The trees, grasses, and wild flowers of Sanctuary are very beautiful now. The flowers are predominantly white, yellow, rich gold, or dark pink and lavender, and the grasses have lovely cream colored heads. The trees add more yellow leaves each day as the sunlight recedes, and some of the wild plums are filled with fruit in colors ranging from a soft pink to a dark purple. When Alphie and I walked at dawn today, the plumes of grass in the pasture held myriad droplets of moisture which shimmered in the early morning sunlight. I try to memorize these sights because they are always singular and worth remembering. Only the blue jays were calling to each other at that time – the nighttime temperature has dropped to 39 degrees which is quite low for early September, so it is possible that many more bird species have determined to get to their winter homes sooner rather than later.

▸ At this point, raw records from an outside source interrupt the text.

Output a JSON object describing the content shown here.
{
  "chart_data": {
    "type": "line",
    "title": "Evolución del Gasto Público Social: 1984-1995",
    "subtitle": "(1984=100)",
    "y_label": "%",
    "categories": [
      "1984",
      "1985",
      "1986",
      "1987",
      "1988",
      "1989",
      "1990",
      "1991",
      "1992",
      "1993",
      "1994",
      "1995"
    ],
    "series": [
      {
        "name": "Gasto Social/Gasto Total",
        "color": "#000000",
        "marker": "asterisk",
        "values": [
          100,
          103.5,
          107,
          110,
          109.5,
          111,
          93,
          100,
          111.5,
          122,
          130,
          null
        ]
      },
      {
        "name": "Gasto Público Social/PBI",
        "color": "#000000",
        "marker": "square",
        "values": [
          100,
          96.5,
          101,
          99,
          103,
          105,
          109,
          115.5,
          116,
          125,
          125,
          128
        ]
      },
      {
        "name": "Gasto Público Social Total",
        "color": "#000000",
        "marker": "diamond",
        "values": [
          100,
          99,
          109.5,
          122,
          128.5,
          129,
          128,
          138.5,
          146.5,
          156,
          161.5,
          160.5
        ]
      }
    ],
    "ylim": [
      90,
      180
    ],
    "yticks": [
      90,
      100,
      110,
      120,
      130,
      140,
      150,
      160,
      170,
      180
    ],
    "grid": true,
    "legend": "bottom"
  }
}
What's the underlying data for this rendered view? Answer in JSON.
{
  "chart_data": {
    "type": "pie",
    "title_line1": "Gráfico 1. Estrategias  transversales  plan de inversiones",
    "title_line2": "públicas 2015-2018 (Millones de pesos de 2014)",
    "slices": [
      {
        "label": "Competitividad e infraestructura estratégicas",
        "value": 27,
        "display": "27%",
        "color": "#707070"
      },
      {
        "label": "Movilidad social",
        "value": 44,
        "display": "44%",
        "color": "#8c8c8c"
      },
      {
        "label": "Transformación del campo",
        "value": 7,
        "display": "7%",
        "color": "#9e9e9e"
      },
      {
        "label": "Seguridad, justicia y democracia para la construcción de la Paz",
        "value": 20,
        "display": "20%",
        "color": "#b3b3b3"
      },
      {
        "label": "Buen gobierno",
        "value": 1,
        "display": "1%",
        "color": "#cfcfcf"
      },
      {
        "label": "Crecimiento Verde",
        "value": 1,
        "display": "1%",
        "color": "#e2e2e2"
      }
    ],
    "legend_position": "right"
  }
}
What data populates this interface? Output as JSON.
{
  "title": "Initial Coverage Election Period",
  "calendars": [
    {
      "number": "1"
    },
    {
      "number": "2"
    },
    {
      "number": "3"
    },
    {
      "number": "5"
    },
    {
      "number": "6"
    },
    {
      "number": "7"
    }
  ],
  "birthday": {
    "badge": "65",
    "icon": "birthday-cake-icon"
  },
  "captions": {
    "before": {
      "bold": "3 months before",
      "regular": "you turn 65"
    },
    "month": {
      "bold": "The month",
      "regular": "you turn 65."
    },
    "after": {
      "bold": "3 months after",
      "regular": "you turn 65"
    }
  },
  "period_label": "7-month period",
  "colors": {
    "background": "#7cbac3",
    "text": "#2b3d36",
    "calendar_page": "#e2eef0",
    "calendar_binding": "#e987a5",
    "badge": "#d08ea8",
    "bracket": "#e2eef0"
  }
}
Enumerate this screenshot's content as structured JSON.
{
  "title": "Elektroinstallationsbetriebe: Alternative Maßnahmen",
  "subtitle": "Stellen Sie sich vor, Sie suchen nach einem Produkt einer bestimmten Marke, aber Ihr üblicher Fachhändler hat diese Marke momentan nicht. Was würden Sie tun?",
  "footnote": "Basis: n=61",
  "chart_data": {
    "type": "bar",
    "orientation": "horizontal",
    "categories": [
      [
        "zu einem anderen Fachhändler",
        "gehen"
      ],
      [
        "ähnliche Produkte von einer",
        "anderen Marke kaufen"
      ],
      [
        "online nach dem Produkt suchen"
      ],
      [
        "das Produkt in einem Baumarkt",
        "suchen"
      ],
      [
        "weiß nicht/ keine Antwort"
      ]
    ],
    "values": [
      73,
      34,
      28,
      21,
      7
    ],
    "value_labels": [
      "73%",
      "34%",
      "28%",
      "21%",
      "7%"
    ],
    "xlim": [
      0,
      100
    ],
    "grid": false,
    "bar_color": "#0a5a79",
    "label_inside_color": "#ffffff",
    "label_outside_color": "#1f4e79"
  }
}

We have a chandelier in our living room that has a large glass bowl in the middle which can be filled with cut or seasonal flowers. Charles filled it with pink sedum and a wild flower called “snow-on-the-mountain” which is white and green with tiny white flowers that form very small green, furry seed pods at their bases. What we have found out since is that at a certain moment of ripeness, the little seed pods literally explode, popping out the ripened seed and causing it to fly a goodly distance from the plant. Last night we heard the little pops, and had the sensation of getting struck by tiny spit balls as seeds began to randomly fly about the room. At first, we had no clue about what was going on, but after a bit, Charles identified the source. This activity is still going on as I write, and I have been struck a number of times. When one looks closely at the floor, there are quite a few seeds generously sprinkled about, and Charles has announced that the flowers will have to go outside. I say the whole method is ingenious and explains why this wild flower shows up in different spots all over the yard and pasture each year but I have to agree that having a well-seeded living room is not the level of sophisticated living for which one would like to be recognized.